Successful TracFone Port!

After two days, as promised, the number was ported and I was able to activate the phone on TracFone’s network. I made a test call to myself and confirmed it came from the old landline number.

Various articles and forum threads I’d read online suggested that I should wait 1 week before trying to port the number again. So, I decided to wait a little extra. The port completed on a Wednesday, and I decided to do the second port the following Sunday, when I could go over to Grandma’s house and finish setting up her Obi200 box.

Porting to Google

The port to Google was a fairly straightforward process overall, but a lot of the information I’d found online concerning how to port out of TracFone had been incorrect.

I began here, on this Google KB post which provides the link to the page to start the number porting process.

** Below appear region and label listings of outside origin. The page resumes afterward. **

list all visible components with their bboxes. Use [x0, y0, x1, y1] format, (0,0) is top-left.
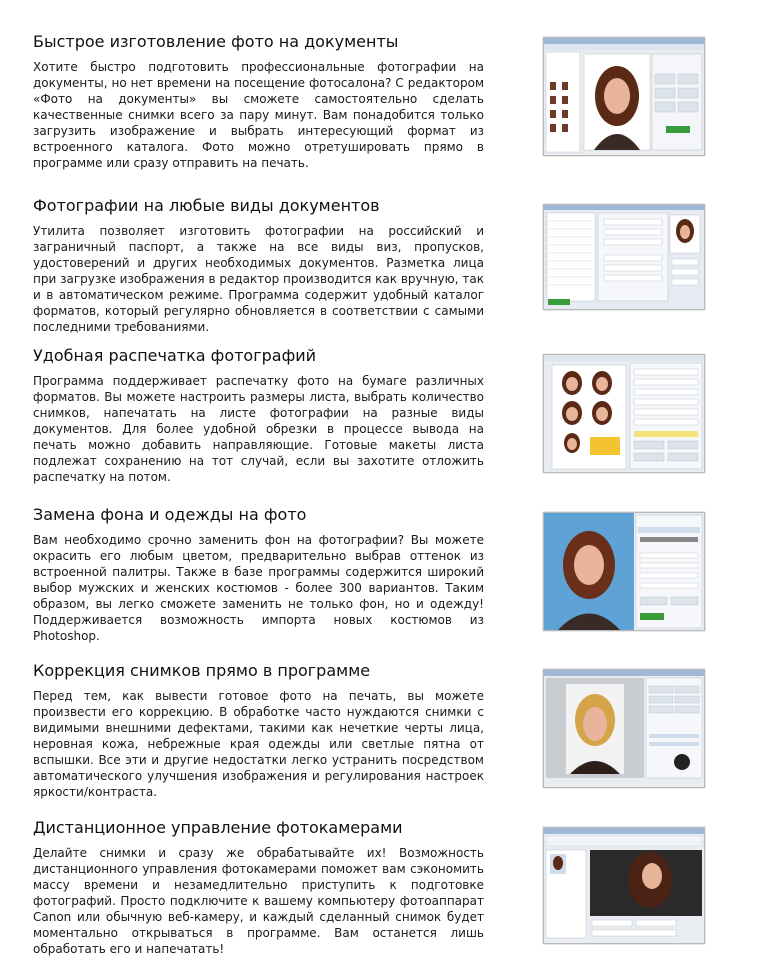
- formats-catalog-screenshot[interactable]: [543, 204, 705, 310]
- feature-description: Утилита позволяет изготовить фотографии на российский и заграничный паспорт, а также на все виды виз, пропусков, удостоверений и других необходимых документов. Разметка лица при загрузке изображения в редактор производится как вручную, так и в автоматическом режиме. Программа содержит удобный каталог форматов, который регулярно обновляется в соответствии с самыми последними требованиями.: [33, 224, 484, 334]
- feature-description: Перед тем, как вывести готовое фото на печать, вы можете произвести его коррекцию. В обработке часто нуждаются снимки с видимыми внешними дефектами, такими как нечеткие черты лица, неровная кожа, небрежные края одежды или светлые пятна от вспышки. Все эти и другие недостатки легко устранить посредством автоматического улучшения изображения и регулирования настроек яркости/контраста.: [33, 689, 484, 799]
- feature-description: Программа поддерживает распечатку фото на бумаге различных форматов. Вы можете настроить размеры листа, выбрать количество снимков, напечатать на листе фотографии на разные виды документов. Для более удобной обрезки в процессе вывода на печать можно добавить направляющие. Готовые макеты листа подлежат сохранению на тот случай, если вы захотите отложить распечатку на потом.: [33, 374, 484, 484]
- feature-description: Делайте снимки и сразу же обрабатывайте их! Возможность дистанционного управления фотокамерами поможет вам сэкономить массу времени и незамедлительно приступить к подготовке фотографий. Просто подключите к вашему компьютеру фотоаппарат Canon или обычную веб-камеру, и каждый сделанный снимок будет моментально открываться в программе. Вам останется лишь обработать его и напечатать!: [33, 846, 484, 956]
- feature-title: Дистанционное управление фотокамерами: [33, 818, 403, 837]
- feature-description: Вам необходимо срочно заменить фон на фотографии? Вы можете окрасить его любым цветом, предварительно выбрав оттенок из встроенной палитры. Также в базе программы содержится широкий выбор мужских и женских костюмов - более 300 вариантов. Таким образом, вы легко сможете заменить не только фон, но и одежду! Поддерживается возможность импорта новых костюмов из Photoshop.: [33, 533, 484, 643]
- feature-title: Замена фона и одежды на фото: [33, 505, 307, 524]
- feature-description: Хотите быстро подготовить профессиональные фотографии на документы, но нет времени на посещение фотосалона? С редактором «Фото на документы» вы сможете самостоятельно сделать качественные снимки всего за пару минут. Вам понадобится только загрузить изображение и выбрать интересующий формат из встроенного каталога. Фото можно отретушировать прямо в программе или сразу отправить на печать.: [33, 60, 484, 170]
- feature-title: Фотографии на любые виды документов: [33, 196, 380, 215]
- print-layout-screenshot[interactable]: [543, 354, 705, 473]
- feature-title: Быстрое изготовление фото на документы: [33, 32, 399, 51]
- background-replace-screenshot[interactable]: [543, 512, 705, 631]
- main-window-screenshot[interactable]: [543, 37, 705, 156]
- camera-control-screenshot[interactable]: [543, 827, 705, 944]
- feature-title: Удобная распечатка фотографий: [33, 346, 317, 365]
- retouch-screenshot[interactable]: [543, 669, 705, 788]
- feature-title: Коррекция снимков прямо в программе: [33, 661, 371, 680]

The first step was to enter the phone number and check portability, this was where we failed before, since Google did not support porting the AT&T landline. This time, success! Google said the number was eligible for porting. Once on the next screen, they provide the following terms and details:

The next step was to fill out contact information for the phone number being ported (the billing address and details on the TracFone account). Note that the carrier shows up as Verizon, I was expecting this, since I used the Verizon compatible BYOD SIM.

This was where the slight issues began. Every piece of information I found online, including this article from Best Cellular, stated that the “Account Number” for a TracFone BYOD device was the last 15 digits of the SIM card. As far as the 4 digit PIN, information I found online varied from “TracFone doesn’t use PINs, so you should enter 0000” to “TracFone doesn’t use PINs, so you should enter any 4 digit number”. I decided to enter a 4 digit security PIN I knew existed on the account.

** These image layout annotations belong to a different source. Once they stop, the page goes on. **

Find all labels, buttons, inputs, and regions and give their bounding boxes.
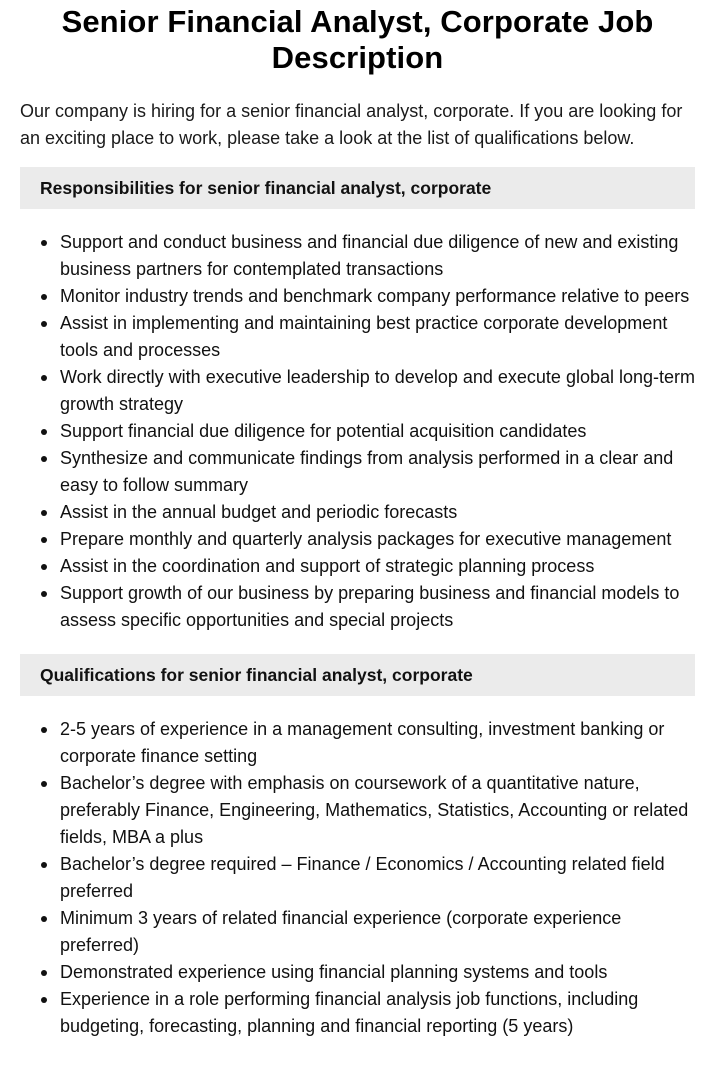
list-item: Synthesize and communicate findings from analysis performed in a clear and easy to follow summary xyxy=(20,445,695,499)
list-item: Minimum 3 years of related financial experience (corporate experience preferred) xyxy=(20,905,695,959)
list-item: Demonstrated experience using financial planning systems and tools xyxy=(20,959,695,986)
list-item: Assist in the annual budget and periodic forecasts xyxy=(20,499,695,526)
list-item: Work directly with executive leadership to develop and execute global long-term growth strategy xyxy=(20,364,695,418)
list-item: Support growth of our business by preparing business and financial models to assess specific opportunities and special projects xyxy=(20,580,695,634)
intro-paragraph: Our company is hiring for a senior financial analyst, corporate. If you are looking for an exciting place to work, please take a look at the list of qualifications below. xyxy=(20,101,683,148)
list-item: Prepare monthly and quarterly analysis packages for executive management xyxy=(20,526,695,553)
responsibilities-heading: Responsibilities for senior financial analyst, corporate xyxy=(20,167,695,209)
list-item: Bachelor’s degree with emphasis on coursework of a quantitative nature, preferably Finance, Engineering, Mathematics, Statistics, Accounting or related fields, MBA a plus xyxy=(20,770,695,851)
list-item: Bachelor’s degree required – Finance / Economics / Accounting related field preferred xyxy=(20,851,695,905)
page-title: Senior Financial Analyst, Corporate Job Description xyxy=(61,4,654,75)
list-item: 2-5 years of experience in a management consulting, investment banking or corporate finance setting xyxy=(20,716,695,770)
qualifications-heading: Qualifications for senior financial analyst, corporate xyxy=(20,654,695,696)
list-item: Support and conduct business and financial due diligence of new and existing business partners for contemplated transactions xyxy=(20,229,695,283)
list-item: Assist in the coordination and support of strategic planning process xyxy=(20,553,695,580)
list-item: Assist in implementing and maintaining best practice corporate development tools and processes xyxy=(20,310,695,364)
list-item: Monitor industry trends and benchmark company performance relative to peers xyxy=(20,283,695,310)
responsibilities-list xyxy=(20,229,695,634)
list-item: Experience in a role performing financial analysis job functions, including budgeting, forecasting, planning and financial reporting (5 years) xyxy=(20,986,695,1040)
list-item: Support financial due diligence for potential acquisition candidates xyxy=(20,418,695,445)
qualifications-list xyxy=(20,716,695,1040)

Unfortunately, the port request was immediately rejected due to a bad account number. I was provided the option to correct the account number, but didn’t know what the right information was. I really was not looking forward to calling TracFone and asking them how to port away the number they’d just ported in a week earlier, but I decided to give it a shot.

Fortunately, the agent I got at the TracFone number porting department was very helpful, and didn’t seem to care at all about what I was doing. They initially thought I was right to be using the last 15 digits of the SIM card too, but then found another account number in the system that I didn’t have. They provided it to me, and I entered it in the Google form, along with the 4 digit account security PIN. This time, the port was accepted!

I was disappointed that it was going to take another 24 hours, I thought the port would be fairly immediate now that it was a mobile number. I’m not sure if the delay was normal, because it was a landline, or because I made a mistake on the form the first time. Either way, Google was very timely and completed the port request exactly when they said they would. The next day, we received an email notifying us it was complete!

Closing Thoughts

This was my first time ever porting a phone number in any capacity, and I was trying to do something somewhat unsupported… All in all, this process was as easy as I could have asked for. There were certainly some snags along the way, which were learning experiences for me, but I would definitely do this again in the future if someone else in my family asks for assistance getting rid of their landline. Hopefully someone else out there will also find this information useful if you are trying to do the same process, or wondering what will be involved and how hard it will be. Happy porting!